The probable cause to get a search and seizure warrant came via a visit by four SCAR members in May — more than 50 days before they swore affidavits to what they saw the property. According to the statute, “Such probable cause may be established upon sworn testimony of any person who has witnessed the condition of said animal.” In SCAR’s affidavits, they contend that animals in an octagonal building and a smaller nearby building labeled “Kitty City” contained animals that were being abused. SCAR never visited the Sennes’ residence, at the time a house boat on a lake on the 160-plus-acre property in the Johnson Community.
On that houseboat lived five pets with whom the Sennes had a personal connection. But neither SCAR nor the sheriff’s department ever visited that residence to see if there were dogs and cats being “abused” there. By seeing “alleged abuse” at two buildings, a warrant was issued to search every building on the property. The generality of the warrant is what is in question here. Without personally witnessing the conditions in every building, can a warrant then be issued to legally search and seize property inside those buildings that there was no first-hand knowledge of the conditions?
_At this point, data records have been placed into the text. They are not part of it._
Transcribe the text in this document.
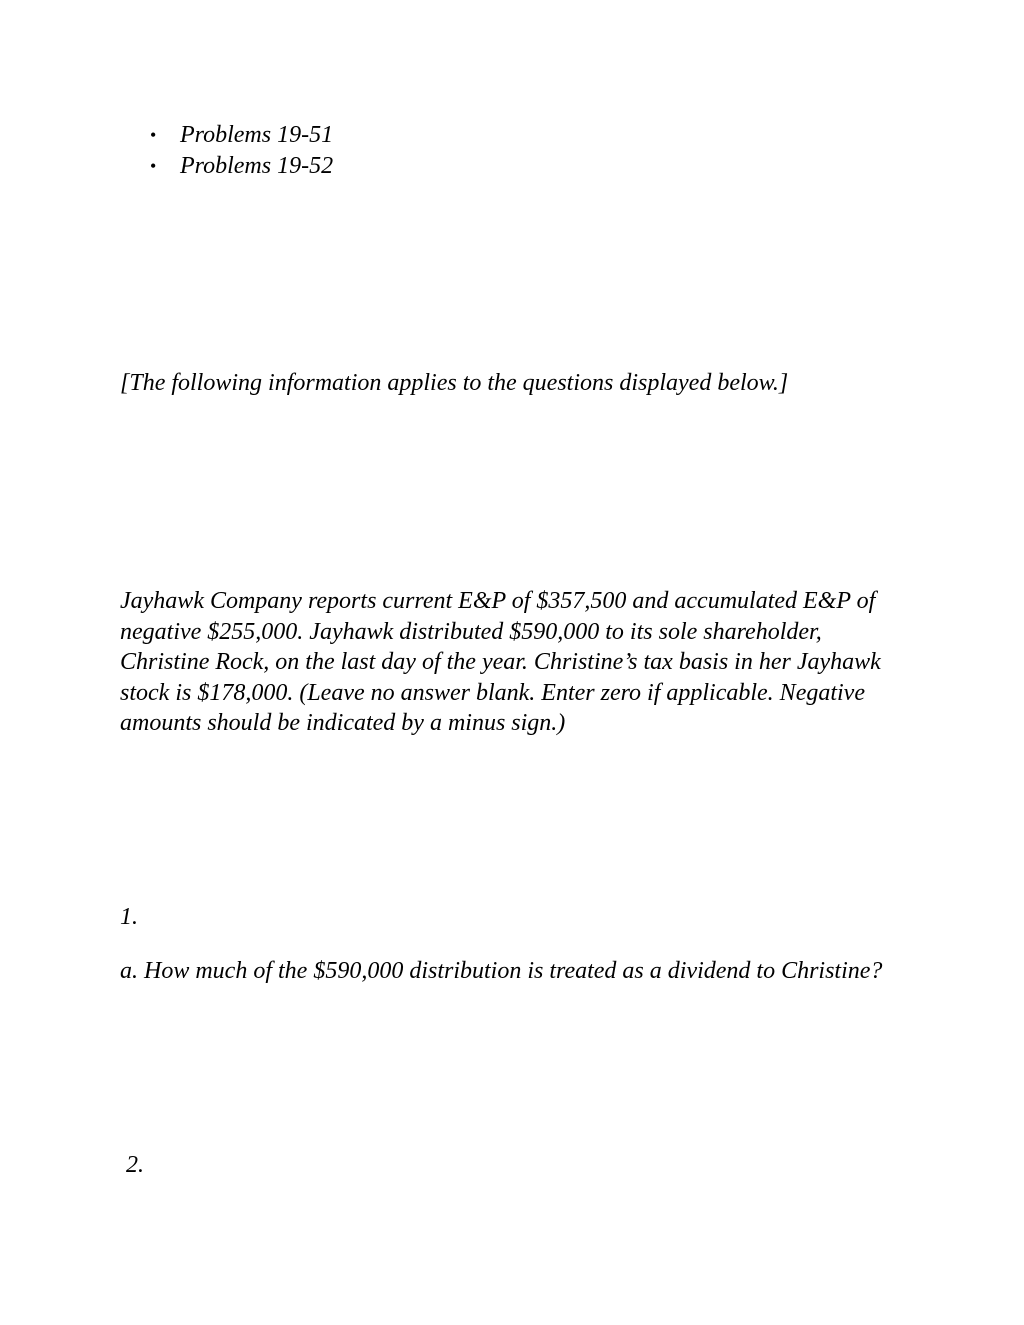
• Problems 19-51
• Problems 19-52

[The following information applies to the questions displayed below.]

Jayhawk Company reports current E&P of $357,500 and accumulated E&P of negative $255,000. Jayhawk distributed $590,000 to its sole shareholder, Christine Rock, on the last day of the year. Christine’s tax basis in her Jayhawk stock is $178,000. (Leave no answer blank. Enter zero if applicable. Negative amounts should be indicated by a minus sign.)

1.

a. How much of the $590,000 distribution is treated as a dividend to Christine?

2.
The Mississippi Constitution is much more stringent in its protections of personal property rights than even the U.S. Constitution and that, too, likely played a role in the decision to seek an attorney general’s opinion.
Of course, we have argued from the start that had the appropriate legwork been done by both SCAR and the sheriff’s department, it likely would have found that these people needed help and were overwhelmed because of their Good Samaritans’ hearts. And despite claims by sheriff’s department representatives that “every ‘i’ was dotted and every ‘t’ was crossed” in an “exhaustive three-month investigation” into this case, had any of that been done, we likely wouldn’t be where we are now. In the warrant application, JCSO Lt. David Ward never mentioned cruel treatment, neglect or abandonment of any of those five dogs within the Sennes’ residence.
What likely happened is that SCAR went to the sheriff’s department, as they have done myriad times in the past. The sheriff’s department took SCAR at its word and moved from there. They cut corners, didn’t do the legwork necessary and forgot a few “i’s and t’s” along the way. They then turned it into a media circus, after which most of said circus has long since left town — as we are sure they wish we would, too.
In their Facebook Live TV show from the day of the raid, the sheriff and his underlings repeatedly pushed a narrative to have animal cruelty laws changed.
Now it appears as if they will get their wish, albeit not what they expected. This case will have much more long-lasting effects on how the state deals with abused animals and the lengths to which law enforcement can go to “search and seize” those animals. Locally, we just hope this case will open the sheriff’s eyes to the fact that he and his department did not do their homework on this case — and that is a scary proposition as Hodge seeks a fourth term in office.